もっとも、既に完済して残存債務が無い場合には、過去に支払った超過利息分を過払い金として債権者に請求できます。
過払い金が発生する仕組み
過払い金は、利息制限法の上限利率を超えた利息(グレーゾーン金利)の約定で一定の期間取引を行ってきた場合に生じます。
例えば、30万円を年利29パーセントの約束で借りたとします。
1ヵ月後、返済すべき約定利息は7,250円です。
このとき1万円返済すると、7,250円は利息の支払となり、2,750円だけが元本に充当され、残元本は29万7,250円となります。
これに対し、利息制限法によった場合、年利18パーセントなので、1ヵ月後に返済すべき利息は4,500円、1万円を返済すれば残りの5,500円が元本に充当されることになるので、残元本は29万4,500円となります。
さらに1ヵ月後をみると、約定利息の場合、残元本であった29万7,250円に対して1ヵ月分の利息がかかることになるので返済すべき利息は7,183円、1万円を返済していれば元本は2,817円減り29万4,433円になりますが、利息制限法の場合、29万4,500円に対する1ヶ月分の利息は4,417円、1万円を返済すれば元本は5,583円減り28万8,917円になります。
このように、返済を継続していくと、約定利息によった場合と利息制限法によった場合とでは元本の減り方が大きく違ってきます。
そして、取引が長くなれば、ある時点で、約定利率では返済が終わっていなくても、利息制限法の計算では元本を全額完済したことになります。
約定利率にしたがって返済を続けている場合、利息制限法では元本がなくなっても約定では元本が残っているので、さらに返済を続けることになり、元本がないのに返済を行っているという状態になります。

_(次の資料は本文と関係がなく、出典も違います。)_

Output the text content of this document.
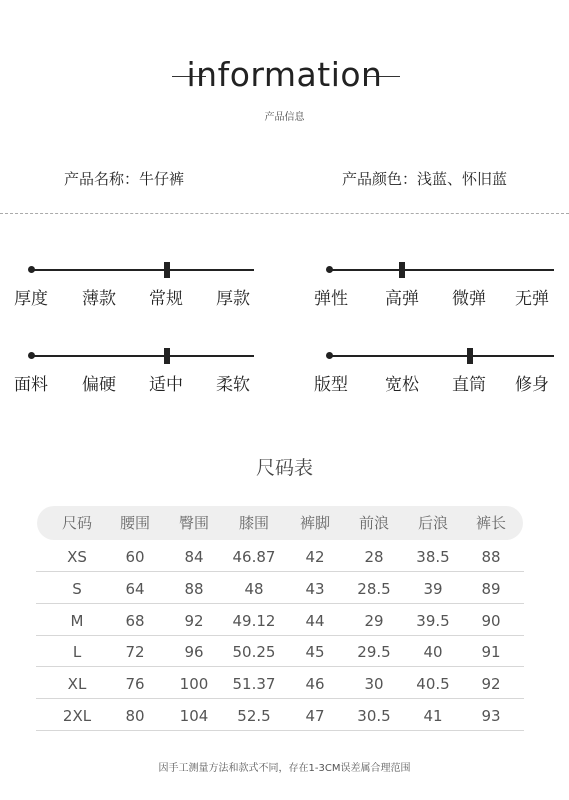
information
产品信息
产品名称：牛仔裤	产品颜色：浅蓝、怀旧蓝
厚度 薄款 常规 厚款	弹性 高弹 微弹 无弹
面料 偏硬 适中 柔软	版型 宽松 直筒 修身
尺码表
尺码	腰围	臀围	膝围	裤脚	前浪	后浪	裤长
XS	60	84	46.87	42	28	38.5	88
S	64	88	48	43	28.5	39	89
M	68	92	49.12	44	29	39.5	90
L	72	96	50.25	45	29.5	40	91
XL	76	100	51.37	46	30	40.5	92
2XL	80	104	52.5	47	30.5	41	93
因手工测量方法和款式不同，存在1-3CM误差属合理范围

このように、返済すべき元本がないにもかかわらず支払ったものが過払い金となり、業者に対して返還を請求できます。
過払い金請求のメリットとデメリット
メリット
メリット1 お金が戻ってくる!
これに尽きます。
デメリット
過払い金返還請求の場合、通常の債務整理とは立場が全く逆で、あなたが債権者となります。
したがって、あなたが常に優位な立場となりますので、過払い金請求のデメリットは特に無いと言って良いでしょう。
当然弁護士費用は必要ですが、それを上回るメリットが過払い金請求にはあります。